To improve the policy, we want to maximize the advantage estimate $\hat{A}_t$, which represents how much better an action $a_t$ is compared to the average action in state $s_t$. A naive surrogate objective would be $L^{CPI} = \mathbb{E}_t [r_t(\theta) \hat{A}_t]$. However, maximizing this without constraints encourages the ratio $r_t(\theta)$ to grow indefinitely to maximize the reward, which leads to the instability mentioned earlier. To fix this, PPO introduces the 'clipped' surrogate objective function.

The clipped objective is defined as follows: $$L^{CLIP}(\theta) = \mathbb{E}_t [\min(r_t(\theta) \hat{A}_t, \text{clip}(r_t(\theta), 1-\epsilon, 1+\epsilon) \hat{A}_t)]$$ Here, $\epsilon$ is a hyperparameter (typically 0.1 or 0.2). The $\text{clip}$ function ensures that the ratio $r_t(\theta)$ stays within the interval $[1-\epsilon, 1+\epsilon]$. By taking the minimum of the unclipped and clipped objectives, the algorithm refuses to further increase the objective if the policy has moved too far from the old one, effectively removing the incentive for excessively large updates.

Mathematically, this mechanism creates a 'flat' region in the objective landscape. If $\hat{A}_t > 0$, the objective increases as $r_t(\theta)$ increases, but it stops increasing once $r_t(\theta) \ge 1+\epsilon$. Conversely, if $\hat{A}_t < 0$ (the action was bad), the objective increases as $r_t(\theta)$ decreases, but it stops once $r_t(\theta) \le 1-\epsilon$. This ensures that the update is conservative, maintaining a 'proximal' relationship between the new and old policies while still allowing for steady improvement.

In practice, PPO is often implemented as an Actor-Critic method.
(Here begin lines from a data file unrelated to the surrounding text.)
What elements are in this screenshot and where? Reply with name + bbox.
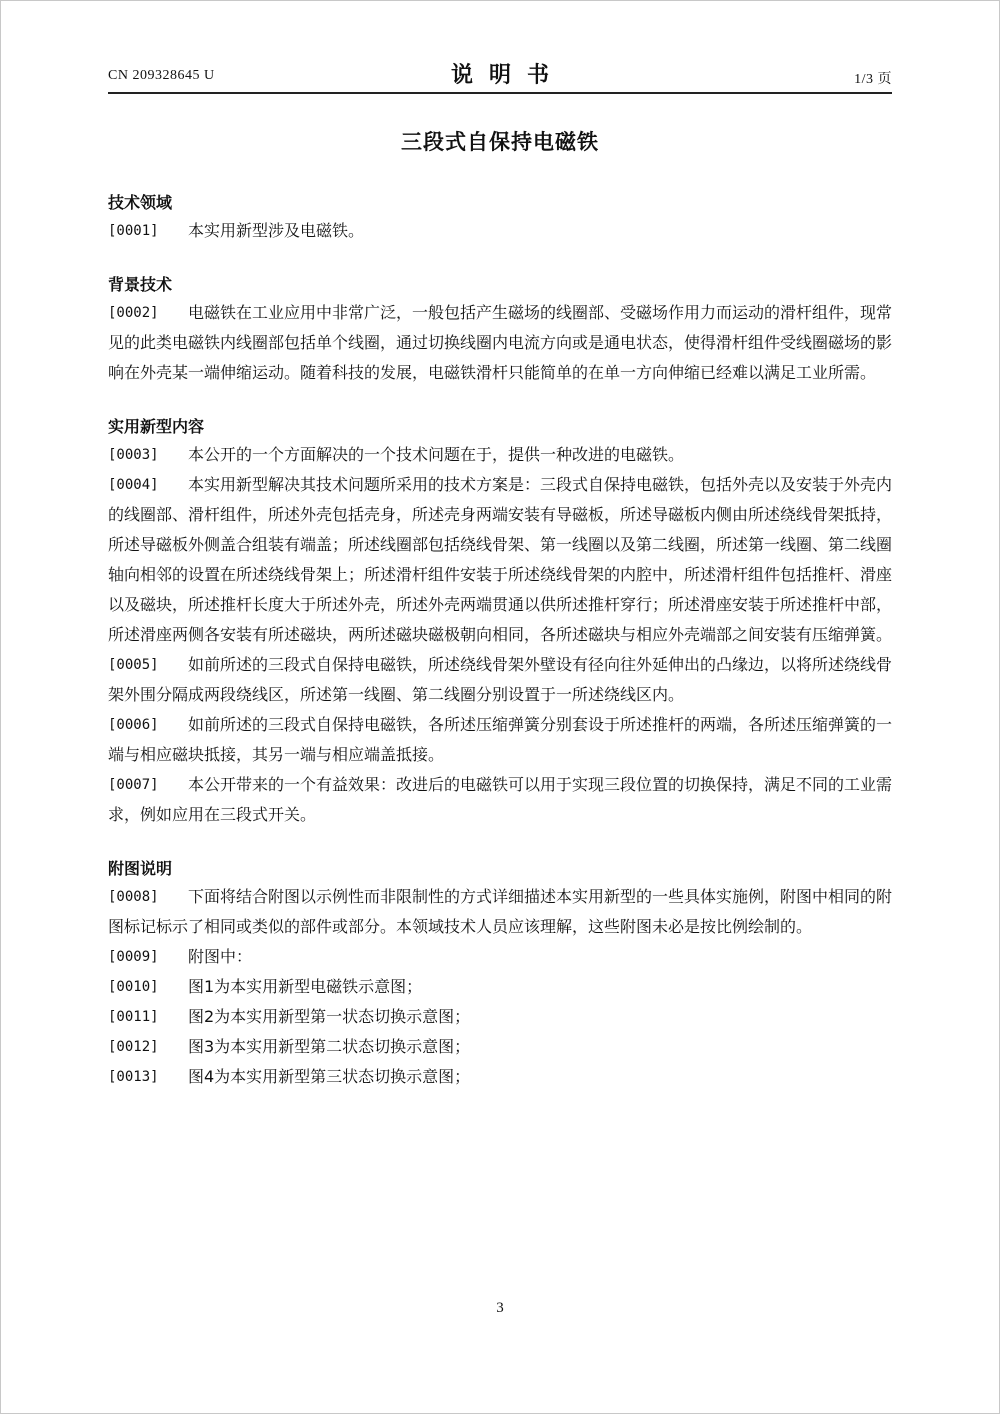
section-gap [108,830,892,856]
paragraph [108,972,892,1002]
paragraph-number: [0010] [108,979,159,995]
paragraph-number: [0012] [108,1039,159,1055]
paragraph-number: [0006] [108,717,159,733]
paragraph-text: 本实用新型解决其技术问题所采用的技术方案是：三段式自保持电磁铁，包括外壳以及安装于外壳内的线圈部、滑杆组件，所述外壳包括壳身，所述壳身两端安装有导磁板，所述导磁板内侧由所述绕线骨架抵持，所述导磁板外侧盖合组装有端盖；所述线圈部包括绕线骨架、第一线圈以及第二线圈，所述第一线圈、第二线圈轴向相邻的设置在所述绕线骨架上；所述滑杆组件安装于所述绕线骨架的内腔中，所述滑杆组件包括推杆、滑座以及磁块，所述推杆长度大于所述外壳，所述外壳两端贯通以供所述推杆穿行；所述滑座安装于所述推杆中部，所述滑座两侧各安装有所述磁块，两所述磁块磁极朝向相同，各所述磁块与相应外壳端部之间安装有压缩弹簧。 [108,475,893,644]
paragraph [108,882,892,942]
paragraph [108,710,892,770]
paragraph [108,470,892,650]
section-gap [108,246,892,272]
page-number: 3 [496,1300,504,1316]
paragraph-text: 下面将结合附图以示例性而非限制性的方式详细描述本实用新型的一些具体实施例，附图中相同的附图标记标示了相同或类似的部件或部分。本领域技术人员应该理解，这些附图未必是按比例绘制的。 [108,887,893,936]
invention-title: 三段式自保持电磁铁 [401,130,599,154]
paragraph [108,1002,892,1032]
paragraph-number: [0007] [108,777,159,793]
paragraph-text: 本公开带来的一个有益效果：改进后的电磁铁可以用于实现三段位置的切换保持，满足不同的工业需求，例如应用在三段式开关。 [108,775,893,824]
paragraph-text: 附图中： [188,947,253,966]
paragraph [108,770,892,830]
paragraph-text: 图2为本实用新型第一状态切换示意图； [188,1007,471,1026]
paragraph-number: [0009] [108,949,159,965]
paragraph-number: [0003] [108,447,159,463]
section-heading: 技术领域 [108,193,173,212]
document-type-title: 说明书 [450,63,565,88]
paragraph-text: 如前所述的三段式自保持电磁铁，所述绕线骨架外壁设有径向往外延伸出的凸缘边，以将所述绕线骨架外围分隔成两段绕线区，所述第一线圈、第二线圈分别设置于一所述绕线区内。 [108,655,893,704]
paragraph [108,1032,892,1062]
paragraph-text: 如前所述的三段式自保持电磁铁，各所述压缩弹簧分别套设于所述推杆的两端，各所述压缩弹簧的一端与相应磁块抵接，其另一端与相应端盖抵接。 [108,715,893,764]
paragraph [108,440,892,470]
paragraph-text: 图3为本实用新型第二状态切换示意图； [188,1037,471,1056]
paragraph-number: [0011] [108,1009,159,1025]
paragraph [108,942,892,972]
paragraph [108,298,892,388]
header-rule [108,92,892,94]
paragraph-number: [0005] [108,657,159,673]
paragraph [108,650,892,710]
section-heading: 实用新型内容 [108,417,205,436]
section-heading: 背景技术 [108,275,173,294]
paragraph-text: 图1为本实用新型电磁铁示意图； [188,977,423,996]
section-heading: 附图说明 [108,859,173,878]
paragraph-text: 电磁铁在工业应用中非常广泛，一般包括产生磁场的线圈部、受磁场作用力而运动的滑杆组件，现常见的此类电磁铁内线圈部包括单个线圈，通过切换线圈内电流方向或是通电状态，使得滑杆组件受线圈磁场的影响在外壳某一端伸缩运动。随着科技的发展，电磁铁滑杆只能简单的在单一方向伸缩已经难以满足工业所需。 [108,303,893,382]
paragraph-number: [0001] [108,223,159,239]
paragraph-text: 本公开的一个方面解决的一个技术问题在于，提供一种改进的电磁铁。 [188,445,685,464]
document-body [108,190,892,1092]
paragraph-text: 本实用新型涉及电磁铁。 [188,221,365,240]
paragraph [108,216,892,246]
section-gap [108,388,892,414]
paragraph-number: [0002] [108,305,159,321]
publication-number: CN 209328645 U [108,68,215,83]
paragraph-number: [0013] [108,1069,159,1085]
paragraph-text: 图4为本实用新型第三状态切换示意图； [188,1067,471,1086]
page-indicator: 1/3 页 [854,72,892,87]
paragraph-number: [0004] [108,477,159,493]
paragraph-number: [0008] [108,889,159,905]
paragraph [108,1062,892,1092]
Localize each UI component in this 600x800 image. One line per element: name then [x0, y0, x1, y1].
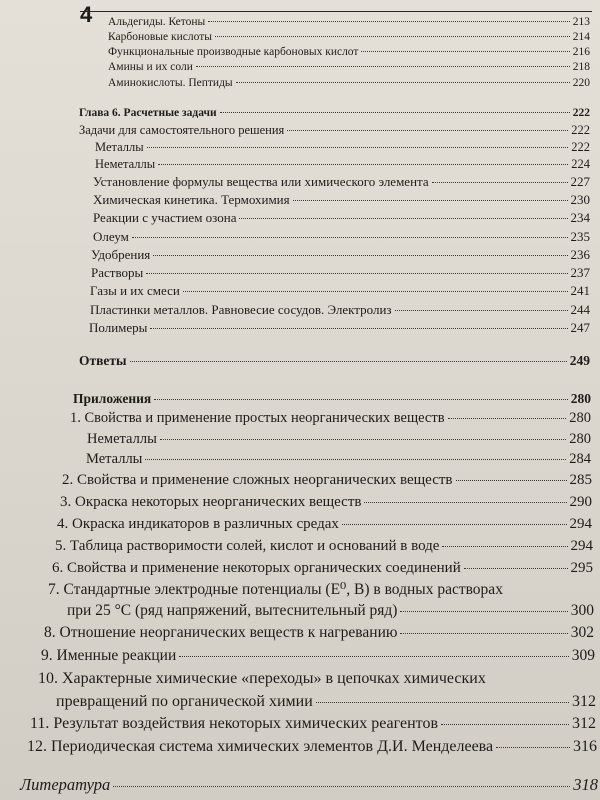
toc-entry-title: 6. Свойства и применение некоторых органических соединений [52, 560, 461, 576]
toc-entry-title: Газы и их смеси [90, 283, 180, 298]
dot-leader [441, 724, 569, 725]
toc-entry-page: 300 [570, 602, 594, 619]
page-number: 4 [80, 2, 93, 27]
dot-leader [150, 328, 567, 329]
toc-entry-page: 280 [569, 410, 591, 426]
toc-entry-page: 280 [569, 431, 591, 447]
toc-entry-first-line: 7. Стандартные электродные потенциалы (E⁰, B) в водных растворах [48, 581, 503, 598]
toc-entry-title: Олеум [93, 229, 129, 244]
toc-entry [90, 302, 590, 318]
toc-entry-title: Ответы [79, 353, 127, 368]
toc-entry-page: 316 [573, 738, 597, 755]
dot-leader [147, 147, 569, 148]
toc-entry [62, 472, 592, 489]
dot-leader [316, 702, 569, 703]
toc-entry-title: Карбоновые кислоты [108, 31, 212, 43]
toc-entry [89, 320, 590, 336]
dot-leader [196, 66, 570, 67]
toc-entry [60, 494, 592, 511]
toc-entry-page: 234 [570, 210, 590, 225]
toc-entry-title: при 25 °С (ряд напряжений, вытеснительный ряд) [67, 602, 398, 619]
toc-entry-page: 236 [570, 247, 590, 262]
toc-entry [56, 693, 596, 711]
dot-leader [153, 255, 567, 256]
dot-leader [160, 439, 566, 440]
toc-entry-title: Пластинки металлов. Равновесие сосудов. Электролиз [90, 302, 392, 317]
toc-entry-title: 5. Таблица растворимости солей, кислот и оснований в воде [55, 538, 440, 554]
dot-leader [293, 200, 568, 201]
dot-leader [456, 480, 567, 481]
toc-entry [95, 140, 590, 155]
toc-entry-page: 235 [570, 229, 590, 244]
dot-leader [208, 21, 569, 22]
dot-leader [400, 611, 567, 612]
dot-leader [342, 524, 567, 525]
toc-entry-page: 295 [570, 560, 593, 576]
toc-entry [90, 283, 590, 299]
toc-entry [95, 157, 590, 172]
toc-entry-title: 4. Окраска индикаторов в различных средах [57, 516, 339, 532]
toc-entry [70, 410, 591, 427]
dot-leader [236, 82, 570, 83]
toc-entry-title: Удобрения [91, 247, 151, 262]
dot-leader [364, 502, 566, 503]
toc-entry [93, 174, 590, 190]
toc-entry-page: 285 [569, 472, 592, 488]
dot-leader [361, 51, 569, 52]
toc-entry-page: 216 [572, 46, 590, 58]
toc-entry-page: 290 [569, 494, 592, 510]
toc-entry-page: 222 [572, 107, 590, 119]
dot-leader [239, 218, 567, 219]
toc-entry-page: 294 [569, 516, 592, 532]
dot-leader [154, 399, 568, 400]
toc-entry [79, 107, 590, 119]
toc-entry-page: 318 [573, 775, 598, 794]
toc-entry [67, 602, 594, 620]
toc-entry-title: Установление формулы вещества или химического элемента [93, 174, 429, 189]
toc-entry-title: 11. Результат воздействия некоторых химических реагентов [30, 715, 438, 732]
dot-leader [400, 633, 567, 634]
dot-leader [113, 786, 570, 787]
dot-leader [146, 273, 567, 274]
toc-entry [44, 624, 594, 642]
toc-entry-title: Металлы [86, 451, 143, 467]
toc-entry-page: 227 [570, 174, 590, 189]
toc-entry-page: 249 [569, 353, 590, 368]
toc-entry-title: 1. Свойства и применение простых неорганических веществ [70, 410, 445, 426]
toc-entry [93, 210, 590, 226]
toc-entry-title: Неметаллы [87, 431, 157, 447]
toc-entry-page: 312 [572, 715, 596, 732]
toc-entry [93, 192, 590, 208]
toc-entry-page: 214 [572, 31, 590, 43]
toc-entry-title: 12. Периодическая система химических элементов Д.И. Менделеева [27, 738, 494, 755]
dot-leader [145, 459, 566, 460]
toc-entry [86, 451, 591, 468]
toc-entry-title: Альдегиды. Кетоны [108, 16, 206, 28]
toc-entry-title: Литература [20, 775, 111, 794]
toc-entry-page: 247 [570, 320, 590, 335]
toc-entry-title: Глава 6. Расчетные задачи [79, 107, 217, 119]
toc-entry [30, 715, 596, 733]
toc-entry [108, 77, 590, 89]
toc-entry-page: 309 [571, 647, 595, 664]
dot-leader [496, 747, 570, 748]
toc-entry-page: 218 [572, 61, 590, 73]
dot-leader [220, 112, 570, 113]
toc-entry [108, 61, 590, 73]
toc-entry-title: Неметаллы [95, 157, 156, 171]
toc-entry-page: 224 [571, 157, 590, 171]
toc-entry [41, 647, 595, 665]
toc-entry-title: 9. Именные реакции [41, 647, 177, 664]
toc-entry [108, 31, 590, 43]
toc-entry-page: 213 [572, 16, 590, 28]
toc-entry-page: 222 [571, 140, 590, 154]
toc-entry-page: 284 [569, 451, 591, 467]
toc-entry-title: 8. Отношение неорганических веществ к нагреванию [44, 624, 398, 641]
toc-entry [108, 16, 590, 28]
toc-entry-page: 222 [571, 123, 590, 137]
dot-leader [183, 291, 568, 292]
dot-leader [158, 164, 568, 165]
dot-leader [442, 546, 567, 547]
toc-entry-title: Аминокислоты. Пептиды [108, 77, 233, 89]
toc-entry [87, 431, 591, 448]
toc-entry [20, 775, 598, 795]
toc-entry-first-line: 10. Характерные химические «переходы» в цепочках химических [38, 670, 486, 687]
toc-entry-page: 230 [570, 192, 590, 207]
toc-entry-title: 3. Окраска некоторых неорганических веществ [60, 494, 362, 510]
toc-entry [52, 560, 593, 577]
toc-entry [79, 353, 590, 369]
toc-entry-page: 220 [572, 77, 590, 89]
toc-entry-page: 280 [570, 391, 591, 406]
toc-entry-page: 244 [570, 302, 590, 317]
toc-entry-page: 312 [572, 693, 596, 710]
toc-entry [91, 265, 590, 281]
toc-entry [93, 229, 590, 245]
toc-entry-title: Химическая кинетика. Термохимия [93, 192, 290, 207]
toc-entry-title: Металлы [95, 140, 144, 154]
toc-entry-title: Реакции с участием озона [93, 210, 237, 225]
dot-leader [132, 237, 568, 238]
toc-entry-title: превращений по органической химии [56, 693, 313, 710]
toc-entry-title: 2. Свойства и применение сложных неорганических веществ [62, 472, 453, 488]
toc-entry-title: Амины и их соли [108, 61, 193, 73]
toc-entry-title: Полимеры [89, 320, 148, 335]
dot-leader [395, 310, 568, 311]
toc-entry-title: Растворы [91, 265, 144, 280]
dot-leader [179, 656, 568, 657]
toc-entry [91, 247, 590, 263]
toc-entry-page: 237 [570, 265, 590, 280]
toc-entry-title: Задачи для самостоятельного решения [79, 123, 285, 137]
dot-leader [130, 361, 567, 362]
dot-leader [287, 130, 568, 131]
dot-leader [215, 36, 570, 37]
dot-leader [432, 182, 568, 183]
dot-leader [448, 418, 567, 419]
toc-entry [27, 738, 597, 756]
toc-entry [55, 538, 593, 555]
toc-entry-page: 241 [570, 283, 590, 298]
toc-entry [57, 516, 592, 533]
toc-entry [79, 123, 590, 138]
toc-entry [73, 391, 591, 407]
toc-entry-title: Функциональные производные карбоновых кислот [108, 46, 359, 58]
toc-entry-title: Приложения [73, 391, 152, 406]
toc-entry [108, 46, 590, 58]
dot-leader [464, 568, 568, 569]
toc-entry-page: 302 [570, 624, 594, 641]
toc-entry-page: 294 [570, 538, 593, 554]
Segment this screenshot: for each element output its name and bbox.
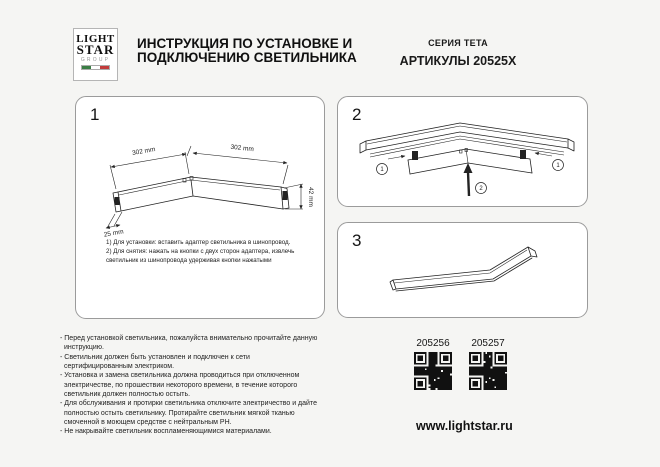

The final loss function combines the clipped surrogate objective, a value function loss for state-value estimation, and an entropy bonus to encourage exploration: $$L^{PPO}(\theta) = \mathbb{E}_t [L^{CLIP}(\theta) - c_1 L^{VF}(\theta) + c_2 S[\pi_{\theta}](s_t)]$$ where $L^{VF}$ is the mean squared error of the value function and $S$ is the entropy. This holistic approach allows PPO to achieve state-of-the-art performance across various benchmarks while being significantly easier to implement than TRPO.